As PaliGemma 2 is an open model, i.e. freely accessible, experts are concerned about the easy access to emotion recognition. Its use is largely prohibited in the European AI Regulation. For example, neither employers, schools nor private individuals are allowed to use it, but the situation is different for border control authorities and a system is also allowed to monitor whether airplane pilots are tired or fit.

However, facial and emotion recognition is not necessarily as simple as one might initially think. While a smile is easy to recognize, the context of the smile is also important in order to interpret it correctly. This leads to many mistakes. Facial recognition software is also suspected of having a particularly strong bias. Among other things, dark-skinned people tend to be wrongly assigned negative characteristics and emotions.

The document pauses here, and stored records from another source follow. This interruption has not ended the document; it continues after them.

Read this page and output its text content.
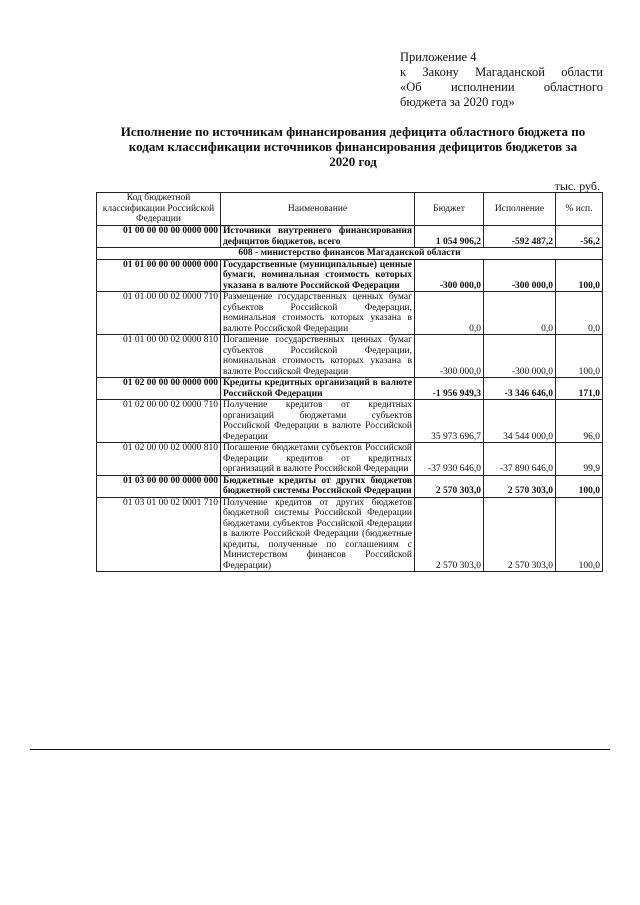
Приложение 4
к Закону Магаданской области
«Об исполнении областного
бюджета за 2020 год»
Исполнение по источникам финансирования дефицита областного бюджета по кодам классификации источников финансирования дефицитов бюджетов за 2020 год
тыс. руб.
Код бюджетной классификации Российской Федерации	Наименование	Бюджет	Исполнение	% исп.
01 00 00 00 00 0000 000	Источники внутреннего финансирования дефицитов бюджетов, всего	1 054 906,2	-592 487,2	-56,2
608 - министерство финансов Магаданской области				
01 01 00 00 00 0000 000	Государственные (муниципальные) ценные бумаги, номинальная стоимость которых указана в валюте Российской Федерации	-300 000,0	-300 000,0	100,0
01 01 00 00 02 0000 710	Размещение государственных ценных бумаг субъектов Российской Федерации, номинальная стоимость которых указана в валюте Российской Федерации	0,0	0,0	0,0
01 01 00 00 02 0000 810	Погашение государственных ценных бумаг субъектов Российской Федерации, номинальная стоимость которых указана в валюте Российской Федерации	-300 000,0	-300 000,0	100,0
01 02 00 00 00 0000 000	Кредиты кредитных организаций в валюте Российской Федерации	-1 956 949,3	-3 346 646,0	171,0
01 02 00 00 02 0000 710	Получение кредитов от кредитных организаций бюджетами субъектов Российской Федерации в валюте Российской Федерации	35 973 696,7	34 544 000,0	96,0
01 02 00 00 02 0000 810	Погашение бюджетами субъектов Российской Федерации кредитов от кредитных организаций в валюте Российской Федерации	-37 930 646,0	-37 890 646,0	99,9
01 03 00 00 00 0000 000	Бюджетные кредиты от других бюджетов бюджетной системы Российской Федерации	2 570 303,0	2 570 303,0	100,0
01 03 01 00 02 0001 710	Получение кредитов от других бюджетов бюджетной системы Российской Федерации бюджетами субъектов Российской Федерации в валюте Российской Федерации (бюджетные кредиты, полученные по соглашениям с Министерством финансов Российской Федерации)	2 570 303,0	2 570 303,0	100,0
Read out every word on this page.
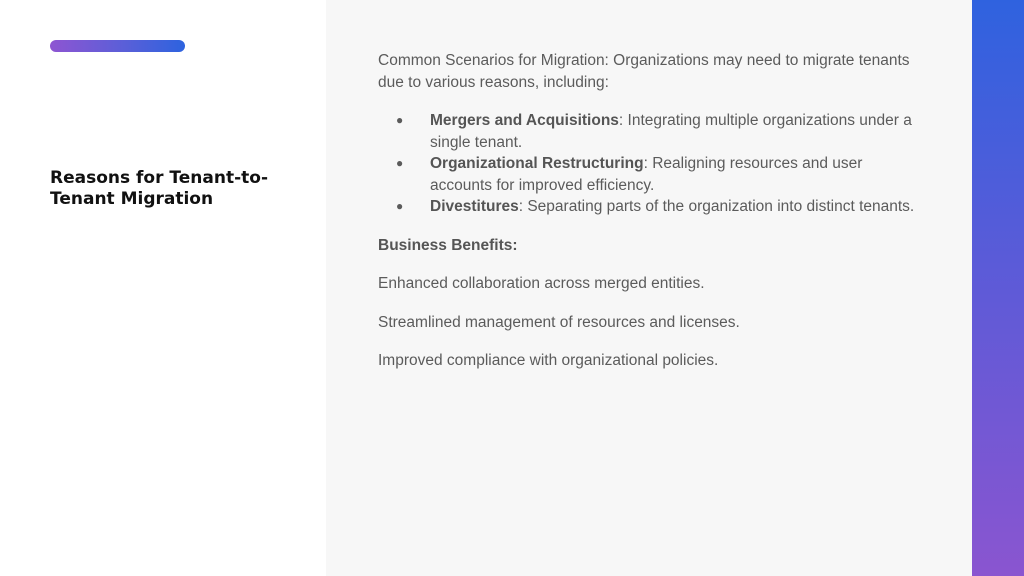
Reasons for Tenant-to-Tenant Migration

Common Scenarios for Migration: Organizations may need to migrate tenants due to various reasons, including:

● Mergers and Acquisitions: Integrating multiple organizations under a single tenant.
● Organizational Restructuring: Realigning resources and user accounts for improved efficiency.
● Divestitures: Separating parts of the organization into distinct tenants.

Business Benefits:

Enhanced collaboration across merged entities.

Streamlined management of resources and licenses.

Improved compliance with organizational policies.
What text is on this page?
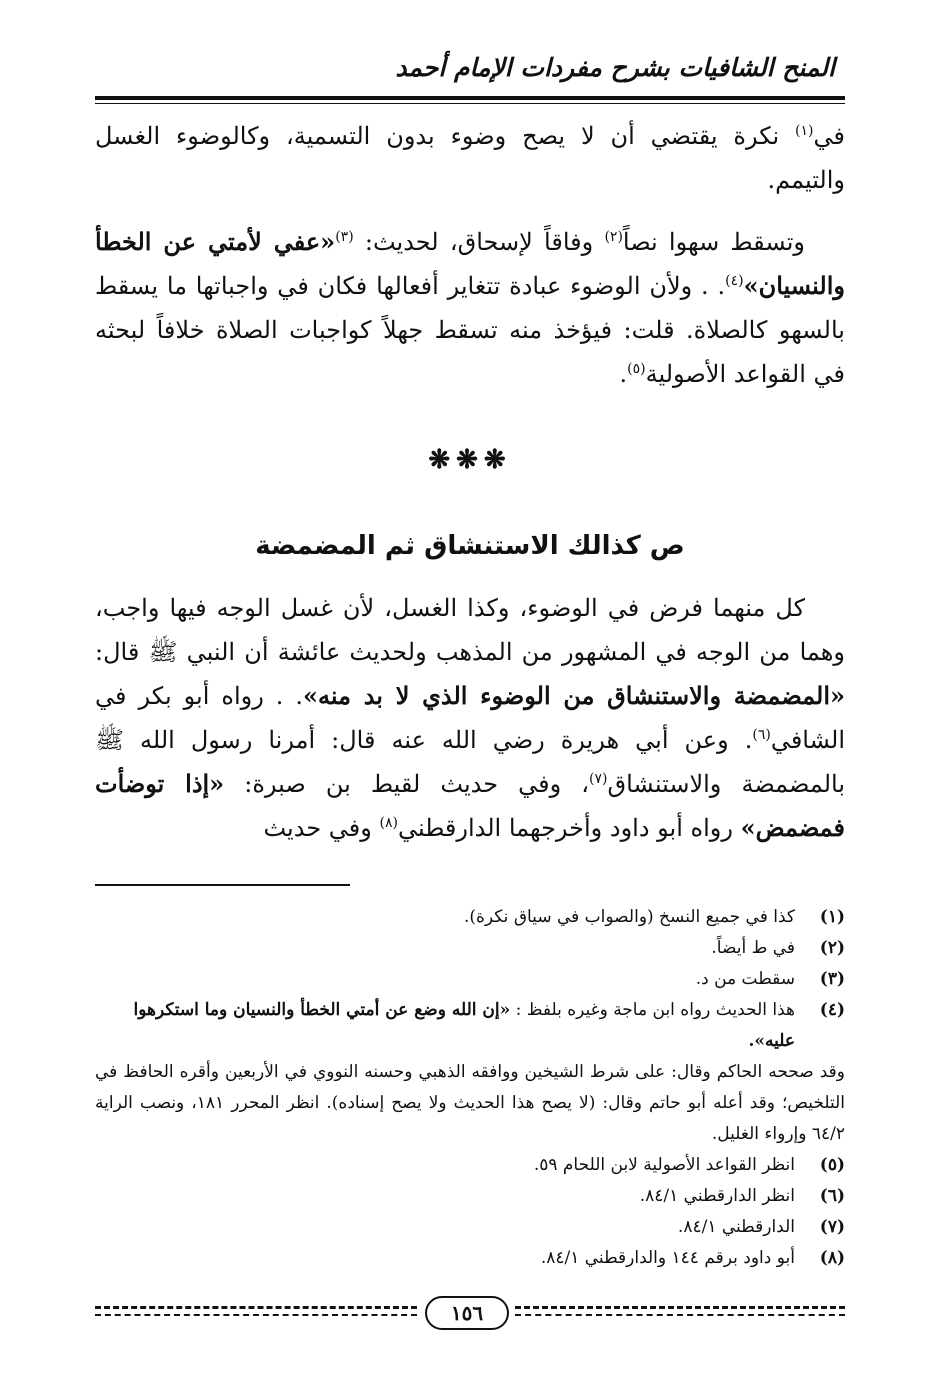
المنح الشافيات بشرح مفردات الإمام أحمد

في$^{(١)}$ نكرة يقتضي أن لا يصح وضوء بدون التسمية، وكالوضوء الغسل والتيمم.

وتسقط سهوا نصاً$^{(٢)}$ وفاقاً لإسحاق، لحديث: $^{(٣)}$«عفي لأمتي عن الخطأ والنسيان»$^{(٤)}$. . ولأن الوضوء عبادة تتغاير أفعالها فكان في واجباتها ما يسقط بالسهو كالصلاة. قلت: فيؤخذ منه تسقط جهلاً كواجبات الصلاة خلافاً لبحثه في القواعد الأصولية$^{(٥)}$.

❋❋❋
ص كذالك الاستنشاق ثم المضمضة

كل منهما فرض في الوضوء، وكذا الغسل، لأن غسل الوجه فيها واجب، وهما من الوجه في المشهور من المذهب ولحديث عائشة أن النبي ﷺ قال: «المضمضة والاستنشاق من الوضوء الذي لا بد منه». . رواه أبو بكر في الشافي$^{(٦)}$. وعن أبي هريرة رضي الله عنه قال: أمرنا رسول الله ﷺ بالمضمضة والاستنشاق$^{(٧)}$، وفي حديث لقيط بن صبرة: «إذا توضأت فمضمض» رواه أبو داود وأخرجهما الدارقطني$^{(٨)}$ وفي حديث

(١)
كذا في جميع النسخ (والصواب في سياق نكرة).
(٢)
في ط أيضاً.
(٣)
سقطت من د.
(٤)
هذا الحديث رواه ابن ماجة وغيره بلفظ : «إن الله وضع عن أمتي الخطأ والنسيان وما استكرهوا عليه».
وقد صححه الحاكم وقال: على شرط الشيخين ووافقه الذهبي وحسنه النووي في الأربعين وأقره الحافظ في التلخيص؛ وقد أعله أبو حاتم وقال: (لا يصح هذا الحديث ولا يصح إسناده). انظر المحرر ١٨١، ونصب الراية ٦٤/٢ وإرواء الغليل.
(٥)
انظر القواعد الأصولية لابن اللحام ٥٩.
(٦)
انظر الدارقطني ٨٤/١.
(٧)
الدارقطني ٨٤/١.
(٨)
أبو داود برقم ١٤٤ والدارقطني ٨٤/١.
١٥٦
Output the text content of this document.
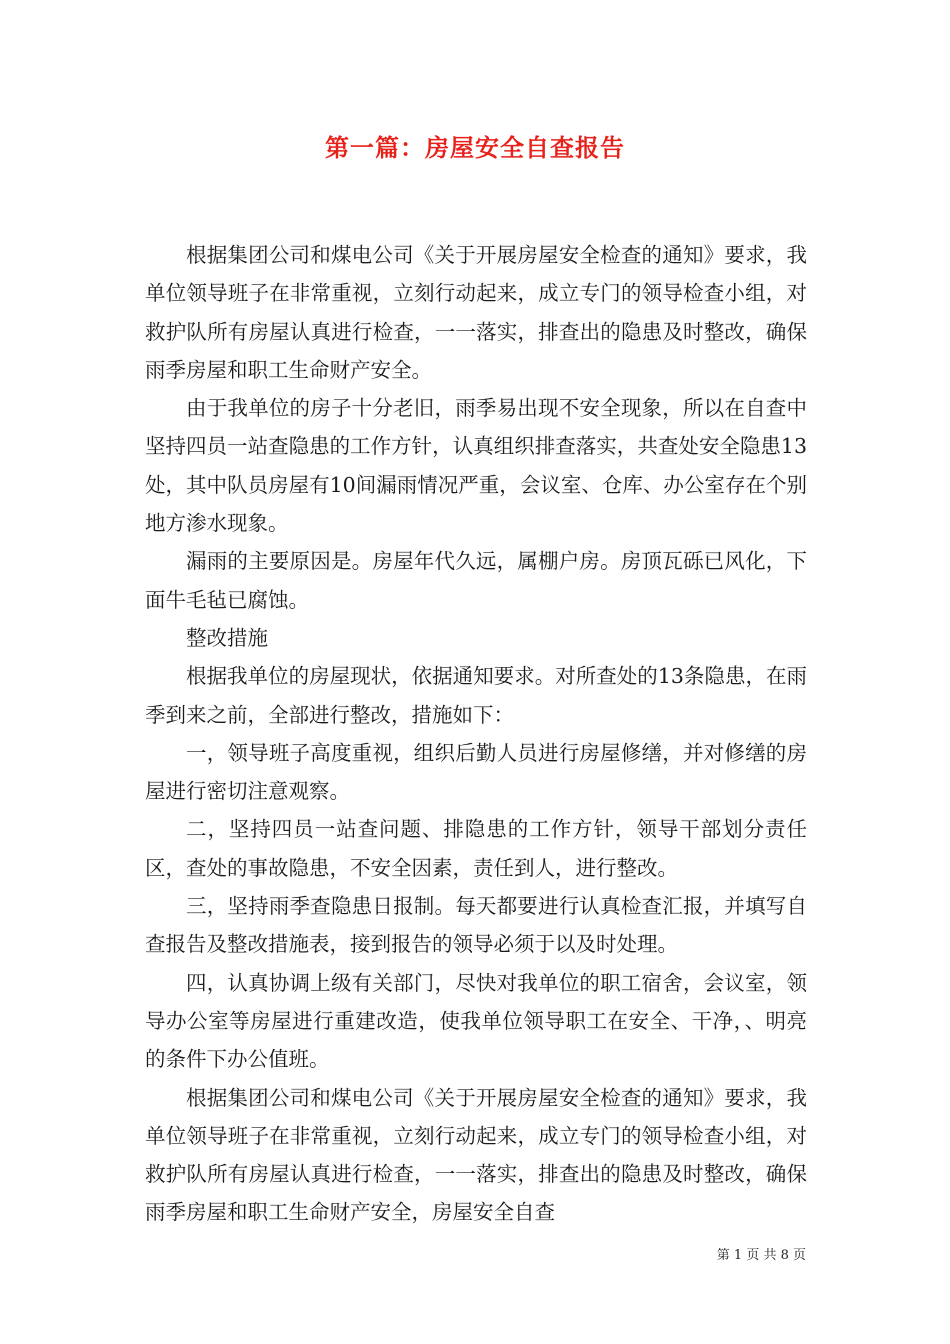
第一篇：房屋安全自查报告

根据集团公司和煤电公司《关于开展房屋安全检查的通知》要求，我单位领导班子在非常重视，立刻行动起来，成立专门的领导检查小组，对救护队所有房屋认真进行检查，一一落实，排查出的隐患及时整改，确保雨季房屋和职工生命财产安全。

由于我单位的房子十分老旧，雨季易出现不安全现象，所以在自查中坚持四员一站查隐患的工作方针，认真组织排查落实，共查处安全隐患13处，其中队员房屋有10间漏雨情况严重，会议室、仓库、办公室存在个别地方渗水现象。

漏雨的主要原因是。房屋年代久远，属棚户房。房顶瓦砾已风化，下面牛毛毡已腐蚀。

整改措施

根据我单位的房屋现状，依据通知要求。对所查处的13条隐患，在雨季到来之前，全部进行整改，措施如下：

一，领导班子高度重视，组织后勤人员进行房屋修缮，并对修缮的房屋进行密切注意观察。

二，坚持四员一站查问题、排隐患的工作方针，领导干部划分责任区，查处的事故隐患，不安全因素，责任到人，进行整改。

三，坚持雨季查隐患日报制。每天都要进行认真检查汇报，并填写自查报告及整改措施表，接到报告的领导必须于以及时处理。

四，认真协调上级有关部门，尽快对我单位的职工宿舍，会议室，领导办公室等房屋进行重建改造，使我单位领导职工在安全、干净，、明亮的条件下办公值班。

根据集团公司和煤电公司《关于开展房屋安全检查的通知》要求，我单位领导班子在非常重视，立刻行动起来，成立专门的领导检查小组，对救护队所有房屋认真进行检查，一一落实，排查出的隐患及时整改，确保雨季房屋和职工生命财产安全，房屋安全自查

第 1 页 共 8 页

In addition to visual emotion recognition, it has also long been possible to detect emotions from the voice – using artificial intelligence. The voice can provide a great deal of information about emotions and even illnesses. These systems are also not permitted without further ado. They are used in call centers, for example, but information must be provided. According to the AI Act, they are subject to certain transparency and documentation obligations.

It is questionable to what extent the ability to recognize emotions in a model such as PaliGemma 2 will lead to stricter review and categorization under the regulation. So far, vision language models have been subject to a relatively loose special regulation as general purpose AI, which does, however, stipulate that there may be a reclassification in the event of conspicuous risks.